なんだかんだで予定外に散財してしまったので、ついでに、近所のCD屋で「怪盗きらめきマン」のシングルを購入。フラランランデヴーの歌詞の素晴らしさに感動する。「おとといあの娘とブラウニー/きのうあいつとブライガー」って何だそれは。
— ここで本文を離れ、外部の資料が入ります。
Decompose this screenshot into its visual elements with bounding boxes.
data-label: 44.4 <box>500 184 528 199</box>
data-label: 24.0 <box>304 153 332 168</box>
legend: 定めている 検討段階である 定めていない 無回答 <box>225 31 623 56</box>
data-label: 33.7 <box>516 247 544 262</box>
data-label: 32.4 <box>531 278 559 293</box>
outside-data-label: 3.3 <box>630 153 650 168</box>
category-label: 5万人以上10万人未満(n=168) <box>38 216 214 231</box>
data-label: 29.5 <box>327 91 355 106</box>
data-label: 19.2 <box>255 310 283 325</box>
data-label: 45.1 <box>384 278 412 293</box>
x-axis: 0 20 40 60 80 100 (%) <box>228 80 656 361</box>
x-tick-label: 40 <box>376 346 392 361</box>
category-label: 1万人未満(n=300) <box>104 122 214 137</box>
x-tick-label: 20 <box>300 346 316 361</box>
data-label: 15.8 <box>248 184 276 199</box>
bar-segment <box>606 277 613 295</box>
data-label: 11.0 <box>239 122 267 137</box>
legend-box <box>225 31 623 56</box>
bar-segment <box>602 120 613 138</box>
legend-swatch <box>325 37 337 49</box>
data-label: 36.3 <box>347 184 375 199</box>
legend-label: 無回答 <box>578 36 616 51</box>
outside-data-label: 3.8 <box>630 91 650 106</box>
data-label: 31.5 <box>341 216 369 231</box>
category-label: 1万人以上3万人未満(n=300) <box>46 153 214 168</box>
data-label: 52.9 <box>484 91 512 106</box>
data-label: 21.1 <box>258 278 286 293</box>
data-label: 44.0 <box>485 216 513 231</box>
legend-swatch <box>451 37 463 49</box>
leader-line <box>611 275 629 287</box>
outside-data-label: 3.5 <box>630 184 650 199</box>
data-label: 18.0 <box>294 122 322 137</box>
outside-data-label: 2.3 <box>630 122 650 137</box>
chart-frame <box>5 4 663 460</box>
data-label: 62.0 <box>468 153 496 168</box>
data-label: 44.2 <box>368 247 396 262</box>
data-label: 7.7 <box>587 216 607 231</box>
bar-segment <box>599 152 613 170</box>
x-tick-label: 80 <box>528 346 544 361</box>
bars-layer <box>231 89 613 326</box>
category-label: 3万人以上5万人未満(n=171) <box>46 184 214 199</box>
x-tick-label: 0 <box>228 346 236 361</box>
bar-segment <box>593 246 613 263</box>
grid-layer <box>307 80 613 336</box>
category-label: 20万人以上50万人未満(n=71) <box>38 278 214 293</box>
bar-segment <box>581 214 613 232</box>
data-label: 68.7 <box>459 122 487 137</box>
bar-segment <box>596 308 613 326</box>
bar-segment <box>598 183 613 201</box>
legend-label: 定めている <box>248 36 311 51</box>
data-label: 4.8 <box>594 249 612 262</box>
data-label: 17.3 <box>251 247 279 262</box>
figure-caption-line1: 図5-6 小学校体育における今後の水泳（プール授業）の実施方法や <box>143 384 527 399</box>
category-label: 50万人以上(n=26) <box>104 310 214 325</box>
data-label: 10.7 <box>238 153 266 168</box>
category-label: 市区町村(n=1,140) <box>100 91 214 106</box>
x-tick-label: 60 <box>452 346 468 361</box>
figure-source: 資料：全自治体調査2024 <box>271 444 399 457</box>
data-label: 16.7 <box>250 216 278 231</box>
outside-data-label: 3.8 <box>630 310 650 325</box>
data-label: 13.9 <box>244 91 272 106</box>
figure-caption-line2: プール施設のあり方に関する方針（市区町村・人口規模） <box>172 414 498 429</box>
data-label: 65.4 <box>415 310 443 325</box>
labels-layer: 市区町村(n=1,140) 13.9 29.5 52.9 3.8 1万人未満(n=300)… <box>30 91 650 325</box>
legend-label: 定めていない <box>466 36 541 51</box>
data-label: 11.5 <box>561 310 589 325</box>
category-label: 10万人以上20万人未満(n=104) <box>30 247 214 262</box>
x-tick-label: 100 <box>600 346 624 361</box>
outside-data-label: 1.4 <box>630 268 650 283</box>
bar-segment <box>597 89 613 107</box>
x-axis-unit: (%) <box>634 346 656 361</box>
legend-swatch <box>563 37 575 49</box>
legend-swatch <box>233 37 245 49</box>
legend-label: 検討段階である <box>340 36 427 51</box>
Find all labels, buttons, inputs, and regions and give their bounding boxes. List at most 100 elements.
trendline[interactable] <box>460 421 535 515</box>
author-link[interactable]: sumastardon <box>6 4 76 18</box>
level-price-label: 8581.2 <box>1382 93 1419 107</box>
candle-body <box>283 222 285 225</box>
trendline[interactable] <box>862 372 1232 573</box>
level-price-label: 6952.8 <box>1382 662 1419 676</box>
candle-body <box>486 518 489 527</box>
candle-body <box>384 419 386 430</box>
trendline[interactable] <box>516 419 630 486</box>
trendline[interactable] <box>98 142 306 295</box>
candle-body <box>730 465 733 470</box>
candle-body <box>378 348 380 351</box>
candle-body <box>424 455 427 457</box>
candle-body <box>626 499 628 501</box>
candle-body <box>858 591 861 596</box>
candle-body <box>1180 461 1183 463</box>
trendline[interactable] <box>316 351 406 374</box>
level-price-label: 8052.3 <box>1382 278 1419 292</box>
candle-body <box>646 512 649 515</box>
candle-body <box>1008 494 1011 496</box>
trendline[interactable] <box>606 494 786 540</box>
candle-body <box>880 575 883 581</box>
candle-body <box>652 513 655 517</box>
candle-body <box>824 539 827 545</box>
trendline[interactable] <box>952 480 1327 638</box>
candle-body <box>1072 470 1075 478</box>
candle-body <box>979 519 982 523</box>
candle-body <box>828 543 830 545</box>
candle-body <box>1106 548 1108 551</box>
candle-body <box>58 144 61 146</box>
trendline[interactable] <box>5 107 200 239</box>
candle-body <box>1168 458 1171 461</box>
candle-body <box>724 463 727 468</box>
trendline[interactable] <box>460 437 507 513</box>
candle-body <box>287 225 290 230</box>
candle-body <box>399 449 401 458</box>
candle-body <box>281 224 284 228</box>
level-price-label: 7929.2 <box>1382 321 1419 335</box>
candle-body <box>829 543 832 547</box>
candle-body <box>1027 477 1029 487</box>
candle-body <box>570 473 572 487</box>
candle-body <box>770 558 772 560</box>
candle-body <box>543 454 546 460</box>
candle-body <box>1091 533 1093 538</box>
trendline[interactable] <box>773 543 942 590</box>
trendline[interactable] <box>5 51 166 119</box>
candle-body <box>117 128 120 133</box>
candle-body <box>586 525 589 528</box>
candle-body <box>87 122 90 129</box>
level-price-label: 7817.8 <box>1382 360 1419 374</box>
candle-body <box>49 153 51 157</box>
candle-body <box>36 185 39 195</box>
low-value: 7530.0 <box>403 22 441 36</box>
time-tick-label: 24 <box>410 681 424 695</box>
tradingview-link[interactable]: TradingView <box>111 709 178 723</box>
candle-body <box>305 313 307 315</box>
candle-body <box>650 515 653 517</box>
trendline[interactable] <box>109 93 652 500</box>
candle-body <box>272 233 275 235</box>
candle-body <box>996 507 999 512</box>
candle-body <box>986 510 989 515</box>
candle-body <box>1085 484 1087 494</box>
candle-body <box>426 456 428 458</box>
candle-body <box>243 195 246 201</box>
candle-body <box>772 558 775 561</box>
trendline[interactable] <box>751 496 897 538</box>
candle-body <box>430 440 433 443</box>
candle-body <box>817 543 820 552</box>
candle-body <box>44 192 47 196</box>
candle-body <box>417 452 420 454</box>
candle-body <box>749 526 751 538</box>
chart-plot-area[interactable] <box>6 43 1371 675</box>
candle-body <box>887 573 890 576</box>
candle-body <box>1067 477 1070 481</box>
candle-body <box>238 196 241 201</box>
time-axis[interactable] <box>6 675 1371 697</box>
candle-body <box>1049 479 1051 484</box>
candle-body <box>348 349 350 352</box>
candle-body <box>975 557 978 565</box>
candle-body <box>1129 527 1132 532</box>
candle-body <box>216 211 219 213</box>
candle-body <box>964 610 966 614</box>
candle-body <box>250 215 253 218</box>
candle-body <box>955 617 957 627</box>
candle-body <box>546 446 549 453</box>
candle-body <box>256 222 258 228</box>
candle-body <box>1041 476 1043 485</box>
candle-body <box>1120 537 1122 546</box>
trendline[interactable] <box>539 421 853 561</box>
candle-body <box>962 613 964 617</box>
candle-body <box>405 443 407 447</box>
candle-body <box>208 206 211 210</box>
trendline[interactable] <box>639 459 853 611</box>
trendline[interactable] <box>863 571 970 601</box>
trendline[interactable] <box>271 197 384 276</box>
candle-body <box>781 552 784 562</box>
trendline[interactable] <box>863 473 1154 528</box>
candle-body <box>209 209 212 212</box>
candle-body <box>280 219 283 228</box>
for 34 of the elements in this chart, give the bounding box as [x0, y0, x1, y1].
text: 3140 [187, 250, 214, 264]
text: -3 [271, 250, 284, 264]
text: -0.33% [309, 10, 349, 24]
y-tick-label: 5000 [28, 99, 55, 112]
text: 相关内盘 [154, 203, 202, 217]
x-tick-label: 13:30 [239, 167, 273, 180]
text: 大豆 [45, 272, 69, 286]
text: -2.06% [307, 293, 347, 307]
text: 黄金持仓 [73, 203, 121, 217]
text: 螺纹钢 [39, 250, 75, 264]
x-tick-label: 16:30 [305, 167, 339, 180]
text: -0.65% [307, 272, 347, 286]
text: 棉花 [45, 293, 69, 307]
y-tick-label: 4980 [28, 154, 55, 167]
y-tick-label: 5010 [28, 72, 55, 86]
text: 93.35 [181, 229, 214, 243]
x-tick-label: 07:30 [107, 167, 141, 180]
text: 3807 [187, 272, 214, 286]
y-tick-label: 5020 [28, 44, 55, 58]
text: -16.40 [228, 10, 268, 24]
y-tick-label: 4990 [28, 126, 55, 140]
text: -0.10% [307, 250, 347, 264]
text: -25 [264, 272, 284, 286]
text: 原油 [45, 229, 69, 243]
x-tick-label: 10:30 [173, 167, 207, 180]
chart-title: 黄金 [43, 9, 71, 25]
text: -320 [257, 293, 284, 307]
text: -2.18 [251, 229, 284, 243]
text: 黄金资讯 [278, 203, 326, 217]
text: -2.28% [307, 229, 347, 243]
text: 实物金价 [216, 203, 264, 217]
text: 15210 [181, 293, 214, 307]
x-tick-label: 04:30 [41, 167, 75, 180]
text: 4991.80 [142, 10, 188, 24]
深夜、星間宇宙船を見てみると、鈴木力氏の書込み(27日深夜)により「異色作家短篇集/魔法の本棚」問題がすっきり解決していた。鈴木さん、代島さんどうもありがとうございました。

5月28日
何を思ったか、急にガロイ『模造世界』(創元SF文庫)を読了。目新しい所はないが、しかるべく古びている感じで、楽しめた。
仮想世界を用いた市場調査システムを構築した技術者が、自己の現実性に疑いを抱くという大筋は、ほぼ同時期に出た『仮想空間計画』(創元SF文庫)でも用いられているほど一般的なものではある。『仮想空間計画』が新しめの科学技術的知見を利用して設定のリアリティを増すという方向で勝負したのに対し、こちらは徹頭徹尾SFであることで勝負している。落ちがありきたりなのは残念だが、その辺も含めたチープさが味というものだろう。とりあえず読書欲が減退しているときのリハビリには向いていた。
ところでこの作品、映画「13F」の原作なのだが、これが驚くほど同じ話。仮想世界が構築される理由など設定は、割と違うのだが、物語の流れは見事にそのままになっている。長篇1冊を、2時間の映画にちゃんとまとめた脚本家の腕は賞賛されてもいい。
あの映画で面白かったのは「仮想の30年代アメリカ」の美しさという美術の部分なんだけど。

5月29日
<異形コレクション>『宇宙生物ゾーン』を半分ほど読了。どこをどう読んでもSFとしか読めない作品が並ぶのは心地よいのだが、やけに古く感じた作品が多い。文体やアイデアはさほど古いわけでもないので、構造が問題なのだろう。「意外な結末」は基本とはいえ、<異形コレクション>という器で大量に読むと古くさく感じるのを否定できない。中でも石田一「破滅の惑星」には驚かされた。これは結末の付け方だけでなく、語り口も、アイデアも十分に古い。2000年にもなって、これじゃ駄目だよ。
読了部分(258ページまで)で1作を挙げるとすれば、山田正紀「一匹の奇妙な獣」か。短編として楽しんだとは言い切れないが、これを包括するという長篇に期待したくなるだけの力はあった。

5月30日
今日も今日とてSRW4。ロザミア出撃イベントの発生に失敗してしまった。そうだよ、ロザミィを出撃させるためにも、Sガンダム(or ヤクト・ドーガ)は手に入れちゃいけないんだ。4年前にプレイしたときも同じ失敗をしたような気がするぞ。こんな成長が無いことではいけない。そりゃ、4年前にプレイしたゲームのこんな細部を覚えているというのもどうかと思うけど。
このままだとロボット図鑑が100%にならないはずなので、スーパーロボット編でやり直すのとは別に、さらにもう1回やり直す必要が出来てしまった。いやすぎ。

5月31日
『宇宙生物ゾーン』読了。後半はあまり古さを感じなかった。めでたい。
全体を通じて最も面白かったのは、堀晃「時間虫」。名著『マッドサイエンス入門』で紹介されたDitch Sunshineの"EMIT"によく似たアイデアの短編。てなわけでアイデアの独創性には若干の疑問があるが(笑)、排泄物が腸壁を遡る描写などの迫力はさすが。ショートショートのページ数であっさり終わってしまったのが残念だ。
(笑)はDitch Sunshineが誰かを理解した上で解釈すること。
他では、ひかわ玲子「話してはいけない」と、竹河聖「古いアパート」を楽しく読んだ。

録画しておいた「きらめきマン」8、9話を観る。大ネタそのものは良さそうなのに、料理の仕方が肌に合わない。雰囲気には慣れたはずなので、この感想は自分でも不思議。2週間も間を空けたのがいけなかったのだろうか?